All three are designed to curb the immune system and reduce inflammation. Infliximab is approved by the Food and Drug Administration (FDA) to treat several chronic inflammatory conditions such as rheumatoid arthritis, Crohn’s disease and ulcerative colitis. Abatacept is FDA-approved to treat various forms of arthritis, including rheumatoid arthritis, psoriatic arthritis and polyarticular juvenile idiopathic arthritis. Cenicriviroc is being evaluated in clinical trials for treatment of liver inflammation caused by a buildup of fat in the liver, and has been studied clinically for treatment of HIV infection.

The three immune modulator drugs were selected for the study from a list of over 130 medications known to regulate the immune system. They were chosen based on their likely relevance in treating COVID-19, evidence for use against inflammation and cytokine storm, safety profile and broad availability for large-scale clinical studies.

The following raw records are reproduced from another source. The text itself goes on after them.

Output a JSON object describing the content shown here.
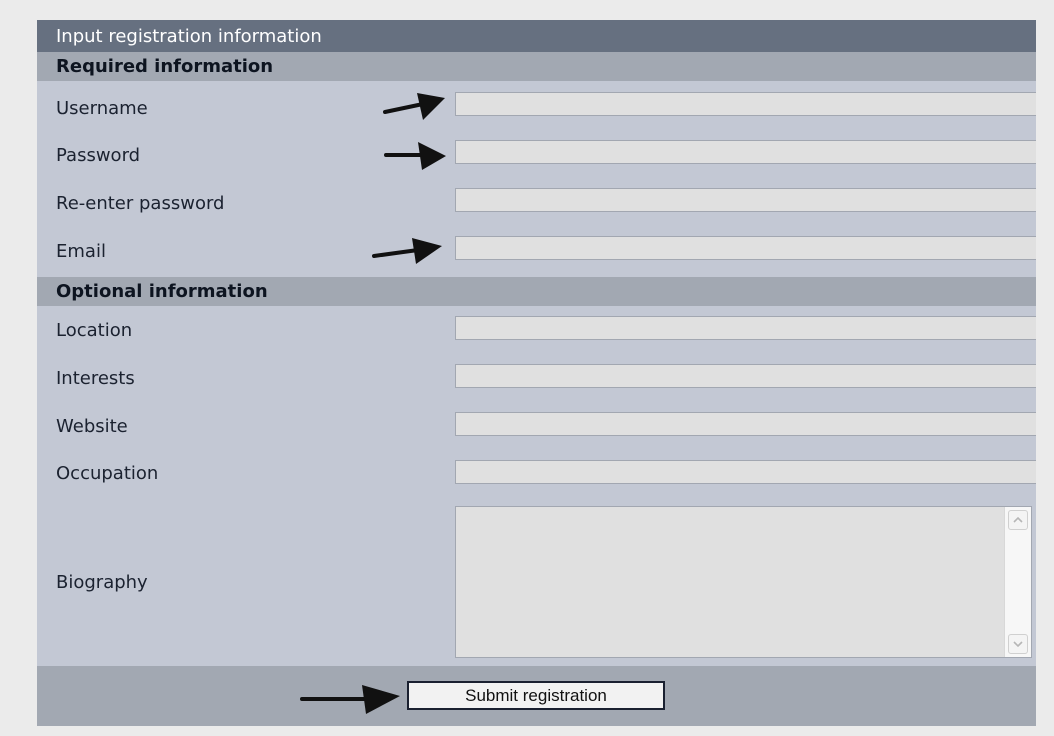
{
  "form": {
    "title": "Input registration information",
    "required_heading": "Required information",
    "optional_heading": "Optional information",
    "fields": {
      "username": {
        "label": "Username",
        "value": ""
      },
      "password": {
        "label": "Password",
        "value": ""
      },
      "reenter_password": {
        "label": "Re-enter password",
        "value": ""
      },
      "email": {
        "label": "Email",
        "value": ""
      },
      "location": {
        "label": "Location",
        "value": ""
      },
      "interests": {
        "label": "Interests",
        "value": ""
      },
      "website": {
        "label": "Website",
        "value": ""
      },
      "occupation": {
        "label": "Occupation",
        "value": ""
      },
      "biography": {
        "label": "Biography",
        "value": ""
      }
    },
    "submit_label": "Submit registration"
  },
  "annotations": {
    "arrow_icon": "right-arrow-icon",
    "arrow_color": "#111111",
    "pointed_fields": [
      "username",
      "password",
      "email",
      "submit"
    ]
  },
  "colors": {
    "page_background": "#ebebeb",
    "panel_background": "#c3c8d4",
    "title_bar": "#667080",
    "section_header": "#a2a8b2",
    "input_background": "#e0e0e0"
  }
}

The clinical trial design is what is known as an adaptive master protocol. This allows the investigators to evaluate as many as five drugs at one time, and stop or start drug evaluations based on the current evidence. Drugs that don’t show promise can be eliminated from the study and replaced with others. The trial also allows the flexibility to change the standard of care if a separate trial identifies new therapies as safe and effective for patients enrolled in the ACTIV trial.

“If a drug is not working, we can rapidly take it out of the protocol, and if new therapies become available, they can be added,” said Powderly, also director of Washington University’s Institute for Public Health and co-director of the Division of Infectious Diseases at the School of Medicine. “All patients in the trial will receive the best standard of care therapy, which includes remdesivir, plus they will have a three out of four chance of receiving one of the investigational drugs.”

The Accelerating COVID-19 Therapeutic Interventions and Vaccines (ACTIV) initiative is a public-private partnership, with funding provided by Operation Warp Speed through the Biomedical Advanced Research and Development Authority of the U.S. Department of Health and Human Services’ Office of the Assistant Secretary for Preparedness and Response.

The NIH announced the ACTIV initiative in April. The goal of the program is to develop a national research response to prioritize and speed the development of the most promising COVID-19 treatments and vaccines. Led by the Foundation for the National Institutes of Health, ACTIV coordinates partnerships between government, industry, academia and nonprofit organizations.


This work was supported in part by Washington University’s Institute of Clinical and Translational Sciences (ICTS), grant number UL1TR002345.